Pretender que una persona ha de comportarse de determinada manera, ha de
actuar, sentir, pensar, de determinada manera, por el hecho de tener un sexo u
otro, es violencia. Atenta contra la libertad y vuelve a intentar
justificar las diferencias de los roles sociales en las diferencias fenotípicas
de mujeres y varones. Vuelve a intentar otorgar diferentes papeles sociales a
unos y otras en función de lo que cada cual tiene entre las piernas. Obvia que
haya capacidades y potencialidades diferentes que nada tienen que ver con ser
“XX” o “XY” y que son esas potencialidades y no otras las que debemos tener en
cuenta para saber qué papel ha de tener cada cual en la sociedad, si creemos
que, por equidad social, es el mérito y la capacidad, sólo posible desde la
igualdad de oportunidades, las que deben de determinar dónde está una persona y
qué papel quiere tener (nada que ver con “debe tener”) en dicha
sociedad. Vuelve a hacer hincapié en que las mujeres debemos volver a estar en
la esfera privada exclusivamente. Lo cual a su vez conlleva, no ya la violencia
intrínseca de la obligatoriedad de comportarse de determinada manera en la
vida, sino la que puede conllevar el “saltarse” esa supuesta “ley divina” que
se deja entrever y que constata el que haya sido la iglesia quien avala su
edición.
Olvida
este “señor” que avalar algo así implica un “deber ser” socialmente castigado
si se salta. Por tanto conlleva violencia potenciar este tipo de pensamiento.

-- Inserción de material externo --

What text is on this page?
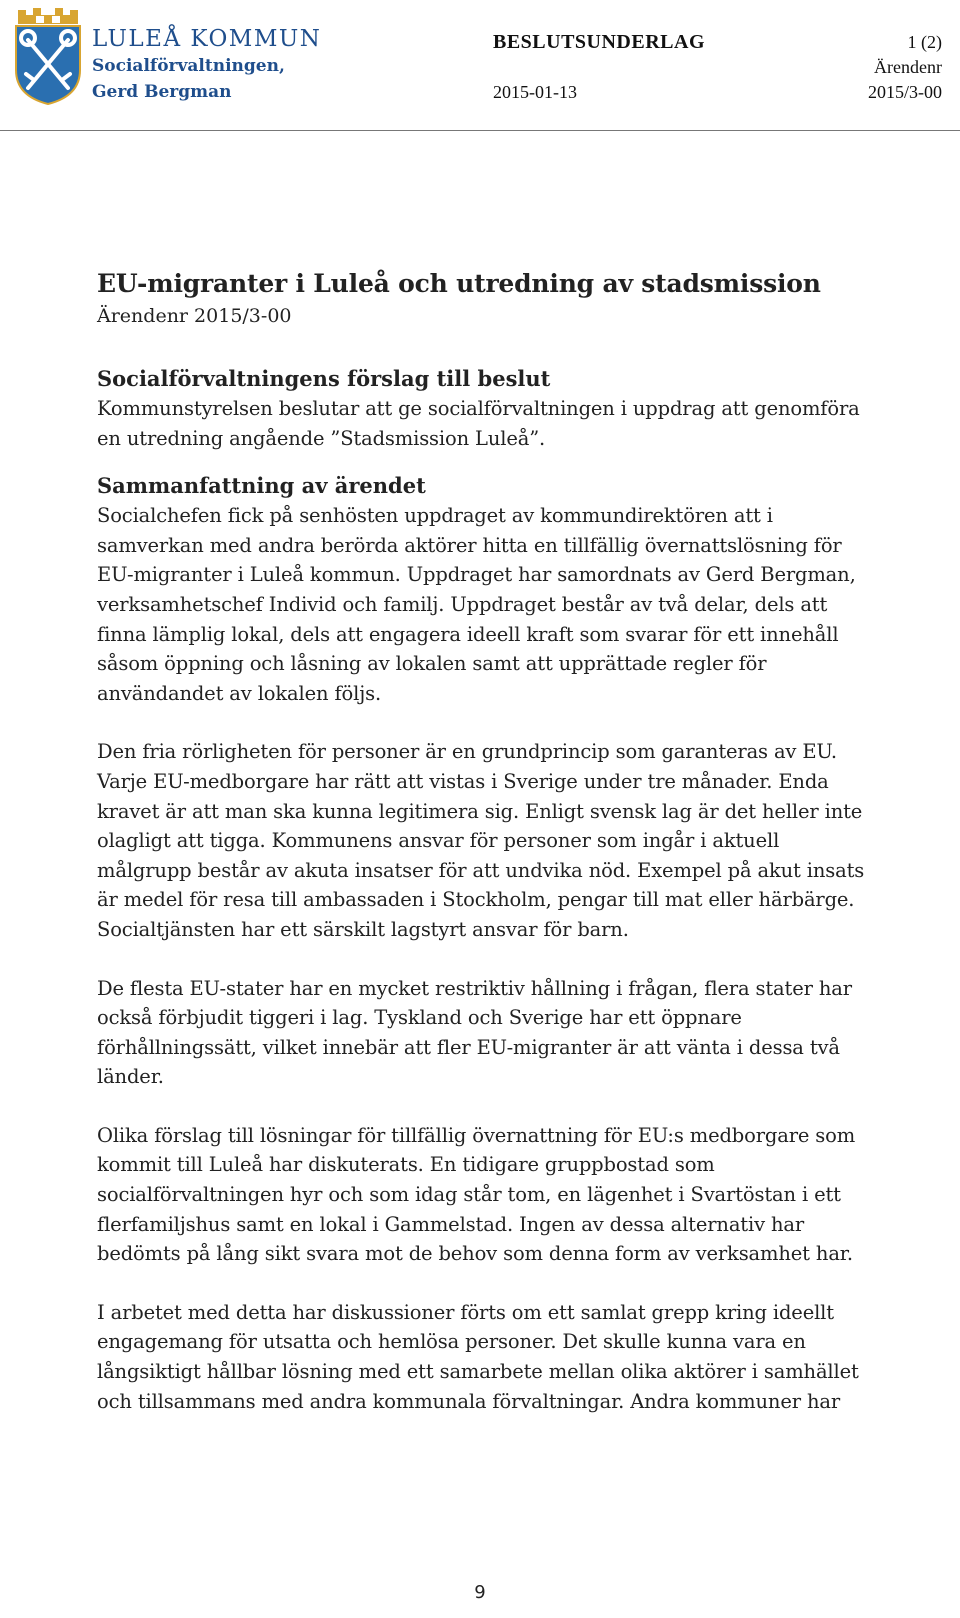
LULEÅ KOMMUN
Socialförvaltningen,
Gerd Bergman
BESLUTSUNDERLAG
2015-01-13
1 (2)
Ärendenr
2015/3-00
EU-migranter i Luleå och utredning av stadsmission

Ärendenr 2015/3-00

Socialförvaltningens förslag till beslut

Kommunstyrelsen beslutar att ge socialförvaltningen i uppdrag att genomföra en utredning angående ”Stadsmission Luleå”.

Sammanfattning av ärendet

Socialchefen fick på senhösten uppdraget av kommundirektören att i samverkan med andra berörda aktörer hitta en tillfällig övernattslösning för EU-migranter i Luleå kommun. Uppdraget har samordnats av Gerd Bergman, verksamhetschef Individ och familj. Uppdraget består av två delar, dels att finna lämplig lokal, dels att engagera ideell kraft som svarar för ett innehåll såsom öppning och låsning av lokalen samt att upprättade regler för användandet av lokalen följs.

Den fria rörligheten för personer är en grundprincip som garanteras av EU. Varje EU-medborgare har rätt att vistas i Sverige under tre månader. Enda kravet är att man ska kunna legitimera sig. Enligt svensk lag är det heller inte olagligt att tigga. Kommunens ansvar för personer som ingår i aktuell målgrupp består av akuta insatser för att undvika nöd. Exempel på akut insats är medel för resa till ambassaden i Stockholm, pengar till mat eller härbärge. Socialtjänsten har ett särskilt lagstyrt ansvar för barn.

De flesta EU-stater har en mycket restriktiv hållning i frågan, flera stater har också förbjudit tiggeri i lag. Tyskland och Sverige har ett öppnare förhållningssätt, vilket innebär att fler EU-migranter är att vänta i dessa två länder.

Olika förslag till lösningar för tillfällig övernattning för EU:s medborgare som kommit till Luleå har diskuterats. En tidigare gruppbostad som socialförvaltningen hyr och som idag står tom, en lägenhet i Svartöstan i ett flerfamiljshus samt en lokal i Gammelstad. Ingen av dessa alternativ har bedömts på lång sikt svara mot de behov som denna form av verksamhet har.

I arbetet med detta har diskussioner förts om ett samlat grepp kring ideellt engagemang för utsatta och hemlösa personer. Det skulle kunna vara en långsiktigt hållbar lösning med ett samarbete mellan olika aktörer i samhället och tillsammans med andra kommunala förvaltningar. Andra kommuner har

9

No hace falta que se nombre cual será el castigo de las mujeres que no opten
por “ser así”.La violencia de género que vivimos hoy, aún lejos de
desaparecer, es producto precisamente de ese mensaje ancestral que todos
los organismos internacionales, la Unión Europea, y España intentar revertir
desde hace años. La violencia de género no es ni más ni menos que el resultado
de un pensamiento en el cual se pretende no sólo que somos diferentes mujeres y
varones sino que hay uno superior al otro y por tanto éste que se siente
superior se siente también con la potestad de imponer su voluntad, incluso
hasta el extremo de quitar la vida a la mujer que no ha hecho lo que considera
“tenía que hacer como mujer””. Es obvio que asumir estos planteamientos por
una mayoría social conllevaría castigar de diversas maneras a quienes se saltan
los mismos y multiplicaría la actual tasa de muertes de mujeres a
manos de sus parejas o exparejas, basadas en esta idea de pertenencia, de
posesión, de superioridad, de sumisión de las mujeres hacia los varones.
Castiga
por tanto otras opciones de vida: no casarse, ser madre soltera y por supuesto
ser homosexual. Todo esto simplemente lo obvia, como si no existiera, y por
tanto implícitamente como si no debiera de existir, convirtiendo estas opciones
en algo “invisible” e “indeseable”, y al final igualmente reprochable. Es
decir, genera a su vez también violencia sobre otras formas de ver la vida más
allá del matrimonio heterosexual.
“Señor”
arzobispo; creo sinceramente que se ha equivocado de época, que afortunadamente
hasta dentro de su iglesia esta forma de entender las relaciones entre mujeres
y varones es ya prácticamente inexistente y que su propio “jefe actual” está
muy lejos de entenderlas así. Quiero creer que su forma de pensar está en
extinción y que por más que se aferre al pasado ya no volverá. Pero está claro
que utiliza todas las armas a su alcance para revertir los avances igualitarios
que, aunque muy tímidos aún, se están dando y de ahí el rechazo generalizado
incluso entre sus compañeros y los sectores más conservadores de la sociedad.
“Señor” arzobispo, aún está a tiempo de reconocer que se ha equivocado. Y
aunque estoy segura de que no lo hará, le recomiendo “que se lo haga ver” porque
se ha quedado usted solo
y, si mal no
recuerdo, la
soberbia y la prepotencia son pecado.